Die Band spielte kurz darauf auf, die ersten Paare sammelten sich auf der Tanzfläche. Pam zog Joe in die Mitte und lächelte ihn an. Er erwiderte ihr Lächeln und bewunderte insgeheim ihren Mut, bevor er die Arme um sie legte und sich langsam mit ihr zum Takt der Melodie zu bewegen begann.
Sie sprachen nicht. Er hatte so lange darauf gewartet, sie zu halten, dass ihm das Gefühl völlig ausreichte. Er konnte ihr zartes Parfüm riechen, tastete nach ihren seidigen Haaren und spürte, wie ihre Schenkel beim Tanzen sich an seinen rieben. Wie alle jungen Menschen seit Anbeginn der Zeit, verloren sie sich in ihrer ganz eigenen Welt.
Die Wirklichkeit allerdings holte sie ein, als irgendjemand verärgert „dreckiger Indianer" murmelte. Joe versteifte sich und suchte sofort nach demjenigen, der das gesagt haben mochte.

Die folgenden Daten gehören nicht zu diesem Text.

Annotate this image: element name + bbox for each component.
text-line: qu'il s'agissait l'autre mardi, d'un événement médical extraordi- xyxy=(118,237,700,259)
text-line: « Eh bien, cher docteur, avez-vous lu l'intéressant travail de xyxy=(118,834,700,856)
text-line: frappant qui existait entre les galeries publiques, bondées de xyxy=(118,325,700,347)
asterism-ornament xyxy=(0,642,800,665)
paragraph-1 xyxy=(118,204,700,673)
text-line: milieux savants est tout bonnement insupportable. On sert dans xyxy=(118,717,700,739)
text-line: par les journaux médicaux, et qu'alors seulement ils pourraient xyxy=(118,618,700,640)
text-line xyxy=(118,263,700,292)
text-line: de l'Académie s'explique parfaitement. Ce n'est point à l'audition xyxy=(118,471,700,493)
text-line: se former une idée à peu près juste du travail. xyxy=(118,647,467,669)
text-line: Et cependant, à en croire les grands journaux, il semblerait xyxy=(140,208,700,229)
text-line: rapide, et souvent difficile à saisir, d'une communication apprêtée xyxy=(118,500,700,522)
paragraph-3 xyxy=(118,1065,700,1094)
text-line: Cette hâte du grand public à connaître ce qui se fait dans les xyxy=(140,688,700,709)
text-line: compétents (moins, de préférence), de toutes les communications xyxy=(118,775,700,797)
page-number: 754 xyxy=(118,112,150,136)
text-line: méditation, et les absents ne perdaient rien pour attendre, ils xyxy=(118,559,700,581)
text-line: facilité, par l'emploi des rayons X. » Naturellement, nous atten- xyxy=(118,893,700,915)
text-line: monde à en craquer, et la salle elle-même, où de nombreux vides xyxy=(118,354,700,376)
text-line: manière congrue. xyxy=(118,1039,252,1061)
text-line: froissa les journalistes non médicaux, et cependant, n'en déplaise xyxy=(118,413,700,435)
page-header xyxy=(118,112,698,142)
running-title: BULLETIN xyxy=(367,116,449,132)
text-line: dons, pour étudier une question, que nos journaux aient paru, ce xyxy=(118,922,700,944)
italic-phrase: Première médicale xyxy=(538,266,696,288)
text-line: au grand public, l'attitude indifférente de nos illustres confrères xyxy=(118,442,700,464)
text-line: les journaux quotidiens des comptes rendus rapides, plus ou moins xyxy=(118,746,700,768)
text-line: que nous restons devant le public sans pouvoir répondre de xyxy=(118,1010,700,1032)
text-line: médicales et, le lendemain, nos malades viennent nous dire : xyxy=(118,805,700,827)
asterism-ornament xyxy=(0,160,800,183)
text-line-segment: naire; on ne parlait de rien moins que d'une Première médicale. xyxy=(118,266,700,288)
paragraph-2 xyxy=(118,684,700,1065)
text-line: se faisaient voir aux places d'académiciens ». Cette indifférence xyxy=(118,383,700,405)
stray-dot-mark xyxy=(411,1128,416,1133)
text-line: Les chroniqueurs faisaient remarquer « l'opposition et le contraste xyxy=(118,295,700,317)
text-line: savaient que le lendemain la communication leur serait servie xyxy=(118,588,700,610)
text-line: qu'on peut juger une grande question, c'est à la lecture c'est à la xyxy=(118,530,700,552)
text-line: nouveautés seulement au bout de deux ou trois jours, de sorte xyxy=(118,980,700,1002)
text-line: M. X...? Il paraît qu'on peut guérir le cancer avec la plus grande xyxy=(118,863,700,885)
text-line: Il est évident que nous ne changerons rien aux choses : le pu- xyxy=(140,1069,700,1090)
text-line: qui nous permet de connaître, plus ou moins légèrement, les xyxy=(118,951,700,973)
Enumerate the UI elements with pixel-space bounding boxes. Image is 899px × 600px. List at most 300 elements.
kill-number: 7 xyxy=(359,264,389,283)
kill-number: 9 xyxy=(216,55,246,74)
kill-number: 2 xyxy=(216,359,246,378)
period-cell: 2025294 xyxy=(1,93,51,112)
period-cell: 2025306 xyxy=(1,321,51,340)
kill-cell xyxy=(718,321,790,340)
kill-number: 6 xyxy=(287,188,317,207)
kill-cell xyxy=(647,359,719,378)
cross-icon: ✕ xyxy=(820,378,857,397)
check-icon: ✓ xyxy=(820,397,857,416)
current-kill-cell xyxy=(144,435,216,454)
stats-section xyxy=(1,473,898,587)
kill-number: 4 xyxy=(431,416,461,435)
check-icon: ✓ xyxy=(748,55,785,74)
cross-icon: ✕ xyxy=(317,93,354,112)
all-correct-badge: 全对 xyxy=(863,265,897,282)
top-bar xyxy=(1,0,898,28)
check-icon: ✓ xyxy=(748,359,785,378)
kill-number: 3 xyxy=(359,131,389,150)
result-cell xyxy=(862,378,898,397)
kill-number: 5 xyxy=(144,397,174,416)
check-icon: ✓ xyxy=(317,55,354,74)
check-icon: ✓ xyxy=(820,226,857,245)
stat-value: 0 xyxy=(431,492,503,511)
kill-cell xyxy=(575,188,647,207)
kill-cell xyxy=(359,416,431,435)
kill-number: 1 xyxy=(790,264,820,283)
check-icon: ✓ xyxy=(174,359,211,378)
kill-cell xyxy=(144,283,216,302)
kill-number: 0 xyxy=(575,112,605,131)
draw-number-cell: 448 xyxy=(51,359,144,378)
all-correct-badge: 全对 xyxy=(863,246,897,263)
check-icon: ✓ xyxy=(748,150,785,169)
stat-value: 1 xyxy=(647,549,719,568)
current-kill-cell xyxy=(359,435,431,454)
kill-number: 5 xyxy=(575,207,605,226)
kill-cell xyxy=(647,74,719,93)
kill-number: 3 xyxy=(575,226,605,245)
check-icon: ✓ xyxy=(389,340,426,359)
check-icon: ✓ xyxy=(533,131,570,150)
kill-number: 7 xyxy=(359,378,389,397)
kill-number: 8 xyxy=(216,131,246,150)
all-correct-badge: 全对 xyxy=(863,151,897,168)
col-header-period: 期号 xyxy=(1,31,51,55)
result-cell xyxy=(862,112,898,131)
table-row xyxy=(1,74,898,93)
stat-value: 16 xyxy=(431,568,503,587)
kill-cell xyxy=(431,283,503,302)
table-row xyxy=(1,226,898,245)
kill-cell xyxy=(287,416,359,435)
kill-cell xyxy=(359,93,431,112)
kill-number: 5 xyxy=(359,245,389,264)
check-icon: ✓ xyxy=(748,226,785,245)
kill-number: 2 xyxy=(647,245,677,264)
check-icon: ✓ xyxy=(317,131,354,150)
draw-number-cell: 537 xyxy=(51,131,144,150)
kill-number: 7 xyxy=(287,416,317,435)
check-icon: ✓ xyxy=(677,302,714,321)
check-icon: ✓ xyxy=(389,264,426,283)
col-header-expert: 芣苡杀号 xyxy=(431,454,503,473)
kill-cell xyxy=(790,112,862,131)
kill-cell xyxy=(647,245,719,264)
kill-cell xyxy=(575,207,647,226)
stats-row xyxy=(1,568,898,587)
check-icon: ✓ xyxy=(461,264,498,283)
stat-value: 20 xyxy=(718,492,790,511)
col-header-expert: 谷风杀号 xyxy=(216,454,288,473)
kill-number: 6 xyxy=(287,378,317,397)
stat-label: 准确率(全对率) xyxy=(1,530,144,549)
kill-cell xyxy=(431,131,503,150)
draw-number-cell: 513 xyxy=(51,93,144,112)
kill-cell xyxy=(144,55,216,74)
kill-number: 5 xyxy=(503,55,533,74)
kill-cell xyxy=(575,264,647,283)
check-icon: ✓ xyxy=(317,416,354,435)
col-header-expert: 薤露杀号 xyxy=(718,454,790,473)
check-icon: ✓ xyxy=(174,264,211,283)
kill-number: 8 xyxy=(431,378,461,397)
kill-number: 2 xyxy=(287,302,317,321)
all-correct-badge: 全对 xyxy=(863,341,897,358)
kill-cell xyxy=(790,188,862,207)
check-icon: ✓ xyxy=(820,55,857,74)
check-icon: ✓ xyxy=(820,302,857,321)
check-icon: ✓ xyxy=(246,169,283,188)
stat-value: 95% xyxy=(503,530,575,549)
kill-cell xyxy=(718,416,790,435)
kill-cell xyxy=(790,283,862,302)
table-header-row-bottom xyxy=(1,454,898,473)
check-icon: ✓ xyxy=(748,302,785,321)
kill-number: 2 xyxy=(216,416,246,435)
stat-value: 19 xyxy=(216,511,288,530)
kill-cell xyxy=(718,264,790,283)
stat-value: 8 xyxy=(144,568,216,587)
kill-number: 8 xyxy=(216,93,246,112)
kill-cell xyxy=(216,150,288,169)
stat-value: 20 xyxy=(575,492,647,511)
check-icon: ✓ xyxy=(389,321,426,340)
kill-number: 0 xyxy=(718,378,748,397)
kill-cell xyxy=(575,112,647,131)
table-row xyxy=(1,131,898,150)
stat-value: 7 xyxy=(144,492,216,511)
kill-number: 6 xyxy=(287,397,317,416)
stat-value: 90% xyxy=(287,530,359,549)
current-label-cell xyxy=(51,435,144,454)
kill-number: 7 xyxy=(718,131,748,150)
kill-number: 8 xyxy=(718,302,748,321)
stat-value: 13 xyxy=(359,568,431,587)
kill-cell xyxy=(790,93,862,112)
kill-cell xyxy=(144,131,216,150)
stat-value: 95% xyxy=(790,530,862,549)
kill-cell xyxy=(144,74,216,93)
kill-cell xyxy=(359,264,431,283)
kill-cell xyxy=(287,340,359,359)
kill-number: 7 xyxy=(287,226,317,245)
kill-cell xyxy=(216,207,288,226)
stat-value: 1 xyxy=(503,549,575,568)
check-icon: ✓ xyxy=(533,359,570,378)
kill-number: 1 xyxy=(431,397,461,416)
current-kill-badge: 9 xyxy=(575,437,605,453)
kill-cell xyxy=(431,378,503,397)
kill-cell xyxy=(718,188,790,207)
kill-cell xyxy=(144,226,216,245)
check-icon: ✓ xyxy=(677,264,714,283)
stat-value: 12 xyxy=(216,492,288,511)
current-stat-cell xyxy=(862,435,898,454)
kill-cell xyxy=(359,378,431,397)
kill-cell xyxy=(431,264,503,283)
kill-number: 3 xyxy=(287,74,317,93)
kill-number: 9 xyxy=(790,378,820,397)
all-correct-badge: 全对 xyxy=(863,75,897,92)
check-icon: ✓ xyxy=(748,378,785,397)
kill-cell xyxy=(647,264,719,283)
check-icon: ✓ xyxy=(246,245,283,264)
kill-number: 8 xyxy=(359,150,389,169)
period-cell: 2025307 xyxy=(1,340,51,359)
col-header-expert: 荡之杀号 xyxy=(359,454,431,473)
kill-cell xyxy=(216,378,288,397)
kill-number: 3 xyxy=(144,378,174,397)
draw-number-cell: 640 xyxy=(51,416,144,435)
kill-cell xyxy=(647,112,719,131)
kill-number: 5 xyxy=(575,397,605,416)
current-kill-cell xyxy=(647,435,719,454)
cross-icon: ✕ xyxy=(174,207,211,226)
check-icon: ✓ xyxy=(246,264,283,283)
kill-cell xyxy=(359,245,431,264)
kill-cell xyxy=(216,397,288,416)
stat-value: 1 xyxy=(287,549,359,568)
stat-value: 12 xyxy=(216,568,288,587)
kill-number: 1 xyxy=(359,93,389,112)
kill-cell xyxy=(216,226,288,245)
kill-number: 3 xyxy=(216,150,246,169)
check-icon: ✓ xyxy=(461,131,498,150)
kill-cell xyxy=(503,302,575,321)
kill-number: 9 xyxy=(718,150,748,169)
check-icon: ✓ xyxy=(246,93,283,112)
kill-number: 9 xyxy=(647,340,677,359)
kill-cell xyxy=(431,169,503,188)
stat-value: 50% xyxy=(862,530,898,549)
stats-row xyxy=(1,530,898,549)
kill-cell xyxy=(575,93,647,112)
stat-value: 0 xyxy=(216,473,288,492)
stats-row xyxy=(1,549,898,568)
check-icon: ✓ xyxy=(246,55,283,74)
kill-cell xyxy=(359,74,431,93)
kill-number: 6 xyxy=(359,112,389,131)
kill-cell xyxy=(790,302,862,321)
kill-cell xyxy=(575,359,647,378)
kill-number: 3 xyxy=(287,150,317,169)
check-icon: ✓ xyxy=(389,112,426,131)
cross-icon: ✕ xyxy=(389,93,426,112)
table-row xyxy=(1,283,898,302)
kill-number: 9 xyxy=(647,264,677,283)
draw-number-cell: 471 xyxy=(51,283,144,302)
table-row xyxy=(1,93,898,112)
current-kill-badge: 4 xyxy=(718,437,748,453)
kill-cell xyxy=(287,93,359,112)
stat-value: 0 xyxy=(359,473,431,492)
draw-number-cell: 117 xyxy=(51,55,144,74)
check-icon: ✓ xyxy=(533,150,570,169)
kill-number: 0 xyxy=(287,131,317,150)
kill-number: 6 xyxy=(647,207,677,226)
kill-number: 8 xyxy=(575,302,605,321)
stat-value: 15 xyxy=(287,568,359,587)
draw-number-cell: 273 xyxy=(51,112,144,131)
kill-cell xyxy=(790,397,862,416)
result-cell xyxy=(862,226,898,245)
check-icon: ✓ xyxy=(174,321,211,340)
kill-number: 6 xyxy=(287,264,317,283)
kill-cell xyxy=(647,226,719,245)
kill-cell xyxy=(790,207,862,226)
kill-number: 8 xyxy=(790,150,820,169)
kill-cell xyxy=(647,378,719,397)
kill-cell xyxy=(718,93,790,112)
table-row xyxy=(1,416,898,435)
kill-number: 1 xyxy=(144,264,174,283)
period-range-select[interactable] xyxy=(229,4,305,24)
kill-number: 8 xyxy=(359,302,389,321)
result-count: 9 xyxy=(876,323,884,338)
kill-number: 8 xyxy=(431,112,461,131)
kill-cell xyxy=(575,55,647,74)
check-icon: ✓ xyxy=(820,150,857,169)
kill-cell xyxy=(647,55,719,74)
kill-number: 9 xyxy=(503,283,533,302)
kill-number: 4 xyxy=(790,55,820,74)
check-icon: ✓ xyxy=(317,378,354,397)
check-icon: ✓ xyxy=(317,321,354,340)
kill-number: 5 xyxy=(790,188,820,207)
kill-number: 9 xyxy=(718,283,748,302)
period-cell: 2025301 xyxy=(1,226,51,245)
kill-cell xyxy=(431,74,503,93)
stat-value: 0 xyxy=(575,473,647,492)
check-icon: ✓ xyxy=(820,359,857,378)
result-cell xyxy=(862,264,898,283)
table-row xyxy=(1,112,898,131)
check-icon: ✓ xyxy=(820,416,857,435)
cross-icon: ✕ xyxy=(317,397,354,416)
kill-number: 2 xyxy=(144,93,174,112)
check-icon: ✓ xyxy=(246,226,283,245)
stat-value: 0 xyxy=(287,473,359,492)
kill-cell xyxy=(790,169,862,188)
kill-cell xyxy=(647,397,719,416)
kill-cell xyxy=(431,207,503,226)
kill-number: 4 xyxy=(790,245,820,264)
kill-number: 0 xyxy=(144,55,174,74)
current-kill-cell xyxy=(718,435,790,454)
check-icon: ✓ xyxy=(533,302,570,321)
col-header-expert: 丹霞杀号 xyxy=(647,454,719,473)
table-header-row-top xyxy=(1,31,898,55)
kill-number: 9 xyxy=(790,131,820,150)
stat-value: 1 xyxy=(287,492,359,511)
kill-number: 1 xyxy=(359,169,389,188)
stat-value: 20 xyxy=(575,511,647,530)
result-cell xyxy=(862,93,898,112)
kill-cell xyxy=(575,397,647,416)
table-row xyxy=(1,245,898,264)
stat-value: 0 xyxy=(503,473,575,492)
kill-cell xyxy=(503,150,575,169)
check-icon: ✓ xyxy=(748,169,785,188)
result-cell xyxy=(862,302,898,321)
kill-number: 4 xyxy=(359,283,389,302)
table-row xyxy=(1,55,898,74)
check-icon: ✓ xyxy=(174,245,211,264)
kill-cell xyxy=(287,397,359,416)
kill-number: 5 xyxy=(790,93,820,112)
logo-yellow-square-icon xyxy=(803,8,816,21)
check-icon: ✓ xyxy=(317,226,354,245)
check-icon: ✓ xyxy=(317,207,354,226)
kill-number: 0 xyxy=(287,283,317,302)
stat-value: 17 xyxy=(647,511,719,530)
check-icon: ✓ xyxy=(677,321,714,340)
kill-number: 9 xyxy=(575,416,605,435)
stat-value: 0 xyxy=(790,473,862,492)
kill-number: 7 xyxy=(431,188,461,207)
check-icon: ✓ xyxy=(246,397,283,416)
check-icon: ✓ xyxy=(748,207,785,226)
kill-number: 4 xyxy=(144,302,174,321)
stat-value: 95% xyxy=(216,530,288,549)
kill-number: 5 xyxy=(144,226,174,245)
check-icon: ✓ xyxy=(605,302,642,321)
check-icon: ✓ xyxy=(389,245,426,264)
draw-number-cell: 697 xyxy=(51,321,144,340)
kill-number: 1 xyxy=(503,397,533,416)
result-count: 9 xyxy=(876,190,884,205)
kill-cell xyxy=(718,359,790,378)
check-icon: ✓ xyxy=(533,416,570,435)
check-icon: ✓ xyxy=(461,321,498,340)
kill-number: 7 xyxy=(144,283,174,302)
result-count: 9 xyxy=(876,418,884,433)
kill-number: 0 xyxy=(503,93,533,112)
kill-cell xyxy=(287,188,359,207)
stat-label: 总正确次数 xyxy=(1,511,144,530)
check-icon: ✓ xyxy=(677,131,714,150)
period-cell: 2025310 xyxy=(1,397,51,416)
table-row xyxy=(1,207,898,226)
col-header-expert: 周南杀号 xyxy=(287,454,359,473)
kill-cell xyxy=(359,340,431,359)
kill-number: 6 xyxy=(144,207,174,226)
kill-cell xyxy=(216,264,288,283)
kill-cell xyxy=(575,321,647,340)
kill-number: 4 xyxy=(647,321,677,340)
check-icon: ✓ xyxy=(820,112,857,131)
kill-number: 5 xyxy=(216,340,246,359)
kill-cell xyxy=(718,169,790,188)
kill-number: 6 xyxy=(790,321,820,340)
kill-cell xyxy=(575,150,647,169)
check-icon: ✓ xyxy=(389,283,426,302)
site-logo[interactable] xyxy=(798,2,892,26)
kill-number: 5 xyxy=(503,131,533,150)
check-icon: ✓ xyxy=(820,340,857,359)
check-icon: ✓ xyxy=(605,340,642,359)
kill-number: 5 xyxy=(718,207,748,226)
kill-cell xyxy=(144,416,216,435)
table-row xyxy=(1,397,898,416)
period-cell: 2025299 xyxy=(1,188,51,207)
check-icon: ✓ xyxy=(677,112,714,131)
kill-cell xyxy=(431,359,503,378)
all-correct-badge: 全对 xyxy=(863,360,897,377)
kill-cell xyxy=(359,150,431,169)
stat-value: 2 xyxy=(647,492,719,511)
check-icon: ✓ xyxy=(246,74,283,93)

Doch Pam sagte nur: „Joe, bitte", und drängte ihn still, weiterzutanzen.
Als die Musik verklang, stellte sich ein Junge auf einen Stuhl, winkte und rief: „Hey, Joe, Pam! Hier drüben!"
Joe konnte sich das Grinsen nicht verkneifen, als er in die Richtung schaute, aus der der Ruf gekommen war. Die Schüler der drei Klassen, die Mary unterrichtete, saßen zusammen um einen großen Tisch herum. Zwei Stühle waren für Pam und Joe freigehalten worden. Alle winkten und johlten.
Der Abend war gerettet. Joe und Pam wurden in den Kreis aus Lachen und guter Laune eingeschlossen. Joe tanzte mit jedem Mädchen aus der Gruppe. Die Jungen redeten über Pferde, Rinder, Ranchs und Rodeos und stellten sicher, dass keines der Mädchen lange auf seinem Stuhl sitzen blieb.
Joe und Pam gingen, bevor der Tanzabend zu Ende war. Joe wollte Pam nicht zu spät nach Hause bringen. Auf dem Weg zu seinem Truck schüttelte Joe den Kopf. „Ich kann‘s kaum glauben“, meinte er leise. „Wusstest du, dass sie alle da sein würden?“
Pam verneinte es. „Aber alle wussten, dass ich dich gefragt hatte. Wahrscheinlich wusste es die ganze Stadt. Es hat Spaß gemacht, nicht wahr?“
„Ja“, stimmte er zu. „Aber es hätte auch anders ausgehen können. Wenn die Jungs nicht gewesen wären ...“ „Und die Mädchen!“, warf sie ein.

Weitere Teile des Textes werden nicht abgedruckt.